Marsali Taylor visits Da Gairdins at Sand.
Da Gairdins, Sand, is one of Shetland’s best-kept gardening secrets. The plantings were begun by Alan and Ruby Inkster almost 20 years ago, and include woodland, a wild-flower meadow, ponds, native planting and southern hemisphere collections.
It started when Ruby inherited the tenancy of three crofts from her family. Alan bought a fourth one, and they planted a shelter-belt of mixed woodland – you see it as soon as you round the corner into Sand, a broad band of trees either side of a well-kept gravel path. They were keen, however, to preserve the original beauty of the area, a meadow slope down to a salt marsh bordering the sea, while at the same time showing the diversity of plants that can flourish in Shetland’s mild climate.
Through the goodwill of her laird, the late Peter Hicks, Ruby and Alan bought the other crofts, and the whole area is now the property of a registered charity, Da Gairdens Environment Company. The company was founded in 2006, and none of the three directors receive any money from it – all donations and grants go towards the maintenance of the garden.
The total area of Da Gairdins is 60 acres, and the gardens and woodland now extend for seven acres, along with a further five acres of shelter-belt. The first thing I noticed as I got out of the car at the lower garden – Annie’s garden, after the late Annie Johnson, who used to work this croft – was the stillness. There was no sound of traffic, just a starling scolding, lambs bleating and the wind blowing. I came through the gate and around a stand of conifers to the first of many broad clipped-grass paths, meandering between shrubs and around ponds, with frequent wooden benches to sit and enjoy the peace.
The garden was an inspiration. The first pond was a broad footprint of water stippled by bronze leaves and ringed by shrubs: escallonia, daisy-bushes and yuccas, whose huge flowers had blackened to claw-like hands. As soon as I got to the far side of it, I smelt orange blossom: a huge philadelphus in full bloom. Beyond was a border of pampas grass, unspoiled by the wind, the plumes well above my head. Opposite that was a beech hedge which will be a wonderful colour come autumn. There was a little rhododendron walk, then banks of willows, and I was down at the loch, the marsh area, studded yellow with buttercups and iris. A Shetland wren tipped its tail at me from a fence, then flew off into the trees. Beyond the loch, which is actually a sea pool, and a favourite haunt of migrant birds and over-wintering waders, was the beach which gives Sand its name, and the voe.
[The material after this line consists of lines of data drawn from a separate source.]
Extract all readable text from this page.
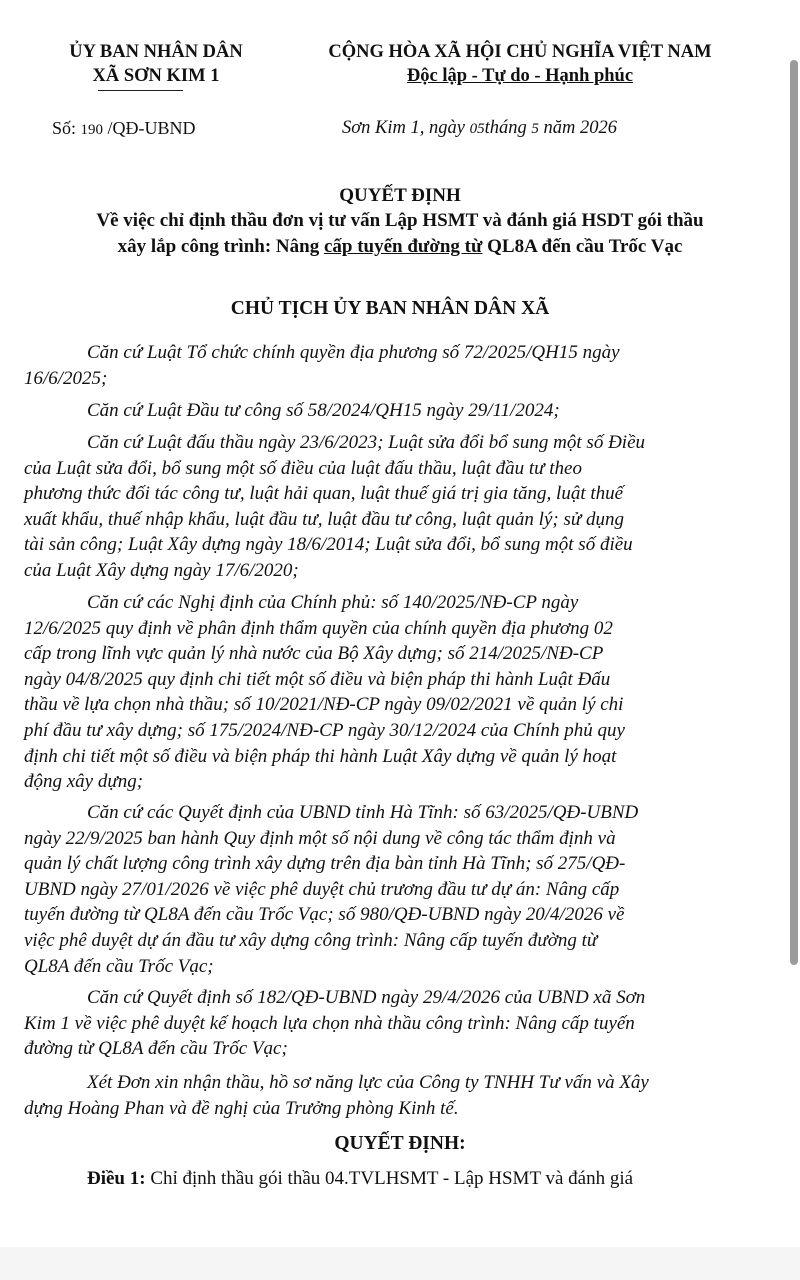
ỦY BAN NHÂN DÂN
XÃ SƠN KIM 1
CỘNG HÒA XÃ HỘI CHỦ NGHĨA VIỆT NAM
Độc lập - Tự do - Hạnh phúc
Số: 190 /QĐ-UBND	Sơn Kim 1, ngày 05tháng 5 năm 2026
QUYẾT ĐỊNH
Về việc chỉ định thầu đơn vị tư vấn Lập HSMT và đánh giá HSDT gói thầu
xây lắp công trình: Nâng cấp tuyến đường từ QL8A đến cầu Trốc Vạc
CHỦ TỊCH ỦY BAN NHÂN DÂN XÃ
Căn cứ Luật Tổ chức chính quyền địa phương số 72/2025/QH15 ngày
16/6/2025;
Căn cứ Luật Đầu tư công số 58/2024/QH15 ngày 29/11/2024;
Căn cứ Luật đấu thầu ngày 23/6/2023; Luật sửa đổi bổ sung một số Điều
của Luật sửa đổi, bổ sung một số điều của luật đấu thầu, luật đầu tư theo
phương thức đối tác công tư, luật hải quan, luật thuế giá trị gia tăng, luật thuế
xuất khẩu, thuế nhập khẩu, luật đầu tư, luật đầu tư công, luật quản lý; sử dụng
tài sản công; Luật Xây dựng ngày 18/6/2014; Luật sửa đổi, bổ sung một số điều
của Luật Xây dựng ngày 17/6/2020;
Căn cứ các Nghị định của Chính phủ: số 140/2025/NĐ-CP ngày
12/6/2025 quy định về phân định thẩm quyền của chính quyền địa phương 02
cấp trong lĩnh vực quản lý nhà nước của Bộ Xây dựng; số 214/2025/NĐ-CP
ngày 04/8/2025 quy định chi tiết một số điều và biện pháp thi hành Luật Đấu
thầu về lựa chọn nhà thầu; số 10/2021/NĐ-CP ngày 09/02/2021 về quản lý chi
phí đầu tư xây dựng; số 175/2024/NĐ-CP ngày 30/12/2024 của Chính phủ quy
định chi tiết một số điều và biện pháp thi hành Luật Xây dựng về quản lý hoạt
động xây dựng;
Căn cứ các Quyết định của UBND tỉnh Hà Tĩnh: số 63/2025/QĐ-UBND
ngày 22/9/2025 ban hành Quy định một số nội dung về công tác thẩm định và
quản lý chất lượng công trình xây dựng trên địa bàn tỉnh Hà Tĩnh; số 275/QĐ-
UBND ngày 27/01/2026 về việc phê duyệt chủ trương đầu tư dự án: Nâng cấp
tuyến đường từ QL8A đến cầu Trốc Vạc; số 980/QĐ-UBND ngày 20/4/2026 về
việc phê duyệt dự án đầu tư xây dựng công trình: Nâng cấp tuyến đường từ
QL8A đến cầu Trốc Vạc;
Căn cứ Quyết định số 182/QĐ-UBND ngày 29/4/2026 của UBND xã Sơn
Kim 1 về việc phê duyệt kế hoạch lựa chọn nhà thầu công trình: Nâng cấp tuyến
đường từ QL8A đến cầu Trốc Vạc;
Xét Đơn xin nhận thầu, hồ sơ năng lực của Công ty TNHH Tư vấn và Xây
dựng Hoàng Phan và đề nghị của Trưởng phòng Kinh tế.
QUYẾT ĐỊNH:
Điều 1: Chỉ định thầu gói thầu 04.TVLHSMT - Lập HSMT và đánh giá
I went back up to the second pond, more formal, with steps and a wooden walkway around it, and mazed over with long grasses, like a Chinese painting. There was the smell of yellow honeysuckle, and a hum of bees inside the lilac-white hebe. Each shrub was clearly labelled, for the benefit of those who would like to grow it themselves. Beside the pond, a large lawn would let small people run where you can see them.
A wide sweep of grass led down to the last pond (labelled “Beware of the Crocodiles” – it’s the deepest pond, at nearly a metre), which was hazed with white dandelion heads on lime-green stalks. Above it, in Do Modoo, grass stems rippled like the sea, and the clipped path was thick with wild flowers. I came back up through Da Gully, a fence-protected gravel walk between rock-garden border and shrubs: potentillas, rosemary, and another fragrant honeysuckle.
It’s a paradise for picnickers with children old enough to be safe around water (the ponds aren’t fenced in). They can charge off down the paths, hide behind and among the trees, come back for some food then disappear again to be Robin Hood or Peter Pan. You might need a Personal Location Beacon to get them back, though.
I did wonder who did all the work in so large an area, and asked Ruby when she appeared, basket over one arm and secateurs in one hand. “The Community Service boys,” she said immediately. “I can’t speak too highly of them. They’re been such a help, and their supervisors too, they work as hard as the boys, leading by example. We have one at the moment who’s got so involved that he’s now coming under his own steam to get on with projects he’s started – he’s using the willows to weave a summerhouse right now.”
Nor is Ruby content with the beautiful garden she and Alan have created. “The upper area’s being developed now. The community boys have created a path through the woodland up in Granny’s garden, and we’re making that into a rhododendron walk – but that’s very much a work in progress.”
Ruby would also like to give a big thank-you to are those who leave donations in the box at the gate. “The garden’s here for everyone to enjoy, all day, every day, right through the year,” she said. “Knowing that people have enjoyed it enough to want to help it continue gives you inspiration.”